= Marcus and Amalia Wallenberg Foundation =

Swedish foundation

Marcus and Amalia Wallenberg Foundation was formed with a donation from the banker Jacob Wallenberg in 1960. The original donation was SEK 442,000.

In 2018, the foundation awarded grants totaling SEK 103 million to various programs and projects. Since its establishment, it has awarded funding of nearly SEK 2.6 billion, in 2022, with a large proportion going to Swedish research.

The foundation primarily awards funding to research projects displaying high scientific potential, and individual grants to excellent researchers in the field of humanities and learning that include new areas of research, and research involving transnational elements.

It also supports children's and youth projects carried out by established national non-profit organizations, academies, museums, and higher education institutions.

== WASP-HS ==
Spring 2019 saw the launch of WASP-HS, a ten-year research program examining the consequences of the technology transition resulting from the development of AI and autonomous systems.

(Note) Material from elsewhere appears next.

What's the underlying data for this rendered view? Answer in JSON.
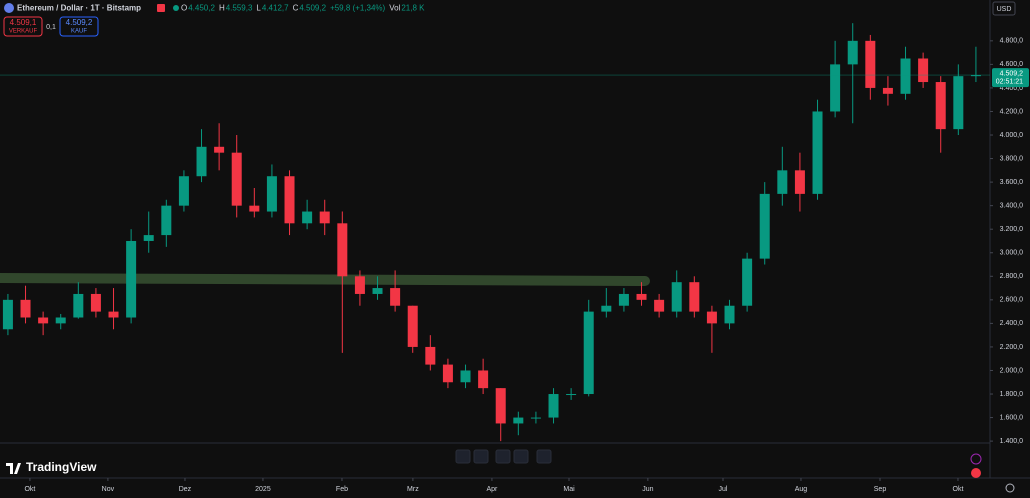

The program is interdisciplinary – humanities and social sciences are combined with technological research.

Together, Marianne and Marcus Wallenberg Foundation and Marcus and Amalia Wallenberg Foundation have allocated up to SEK 660 million for the program.

WASP-HS should be independent of WASP – Wallenberg AI, Autonomous Systems and Software Program, but conducted in close collaboration with it. The latter program is a basic research initiative funded to the tune of SEK 3 billion by Knut and Alice Wallenberg Foundation.

== The Wallenberg Foundations ==
Marcus and Amalia Wallenberg Foundation is the third-largest of the 16 Foundations formed on the basis of donations from members of the Wallenberg family, or created with funds raised in honor of Wallenberg family members. The foundations are referred to collectively as the Wallenberg Foundations, and award grants totaling approximately SEK 2.2 billion each year.